When purchasing a patent asset, always ask whether the seller or any previous owners put any third parties on notice of infringement and, if so, ask for any and all documentation evidencing such notice (e.g., letters sent to potential licensees).

Providing third parties of notice infringement is a double-edged sword.  On the one hand, if a previous owner provided notice of infringement to a potential licensee, but the potential licensee continued to infringe, you (the new patent owner) now have a willful infringement claim against the licensee.  This significantly enhances the patent asset’s monetization potential, because a willful infringement claim enables you to earn treble damages against the licensee.

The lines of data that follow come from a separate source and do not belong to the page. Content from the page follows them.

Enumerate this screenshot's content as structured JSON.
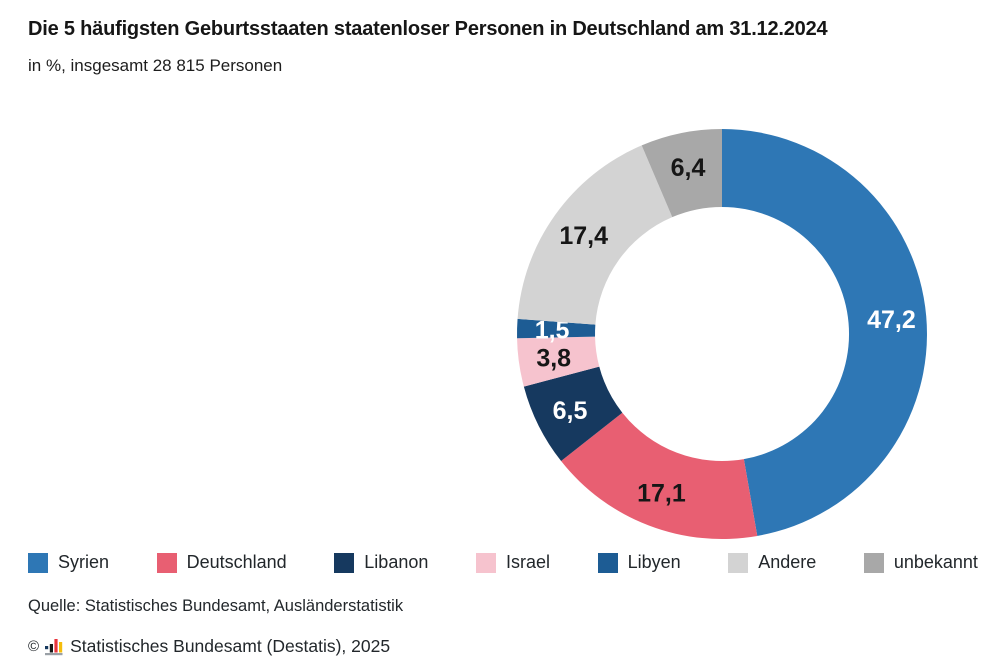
{
  "chart_data": {
    "type": "pie",
    "subtype": "donut",
    "title": "Die 5 häufigsten Geburtsstaaten staatenloser Personen in Deutschland am 31.12.2024",
    "subtitle": "in %, insgesamt 28 815 Personen",
    "unit": "%",
    "total_persons": "28 815",
    "start_angle_deg": 0,
    "direction": "clockwise",
    "legend_position": "bottom",
    "series": [
      {
        "label": "Syrien",
        "value": 47.2,
        "display": "47,2",
        "color": "#2e77b5",
        "label_color": "#ffffff"
      },
      {
        "label": "Deutschland",
        "value": 17.1,
        "display": "17,1",
        "color": "#e85f72",
        "label_color": "#161616"
      },
      {
        "label": "Libanon",
        "value": 6.5,
        "display": "6,5",
        "color": "#16395f",
        "label_color": "#ffffff"
      },
      {
        "label": "Israel",
        "value": 3.8,
        "display": "3,8",
        "color": "#f6c3ce",
        "label_color": "#161616"
      },
      {
        "label": "Libyen",
        "value": 1.5,
        "display": "1,5",
        "color": "#1d5c94",
        "label_color": "#ffffff"
      },
      {
        "label": "Andere",
        "value": 17.4,
        "display": "17,4",
        "color": "#d3d3d3",
        "label_color": "#161616"
      },
      {
        "label": "unbekannt",
        "value": 6.4,
        "display": "6,4",
        "color": "#a8a8a8",
        "label_color": "#161616"
      }
    ]
  },
  "footer": {
    "source": "Quelle: Statistisches Bundesamt, Ausländerstatistik",
    "copyright_symbol": "©",
    "copyright_text": "Statistisches Bundesamt (Destatis), 2025"
  },
  "style": {
    "background": "#ffffff",
    "logo_colors": {
      "dot": "#16395f",
      "bar1": "#161616",
      "bar2": "#e8343c",
      "bar3": "#f5bd0c",
      "baseline": "#9aa0a6"
    }
  }
}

On the other hand, if the seller or any previous owner provided notice of infringement to a third party, but waited an unreasonable amount of time before bringing suit and such a delay prejudiced the potential licensee, then the licensee may raise the equitable defense of laches.  If the potential licensee prevails on its claim of laches, then you may only be entitled to post-suit damages–i.e., you may lose your six-year lookback period of damages.  This serves to undermine the patent’s monetization potential.

By way of background, a presumption of laches exists when more than six years pass between the time a patent owner knew or should have known of its infringement claim against a defendant (e.g., providing notice of infringement to a third party) and the time a suit is filed.  This presumption may be rebutted if you can show the delay was reasonable or the potential licensee was not prejudiced.

Notwithstanding the above, willful infringement and laches are defendant-specific issues.  Put another way, if a willful infringement claim or laches defense exists between you a given licensee, this has no bearing regarding the issues between you and another licensee.

Hence, pay particular attention regarding whether a prior owner provided notice of infringement to a  tier I target–this can cause the asset’s monetization potential to significantly swing one way or the other.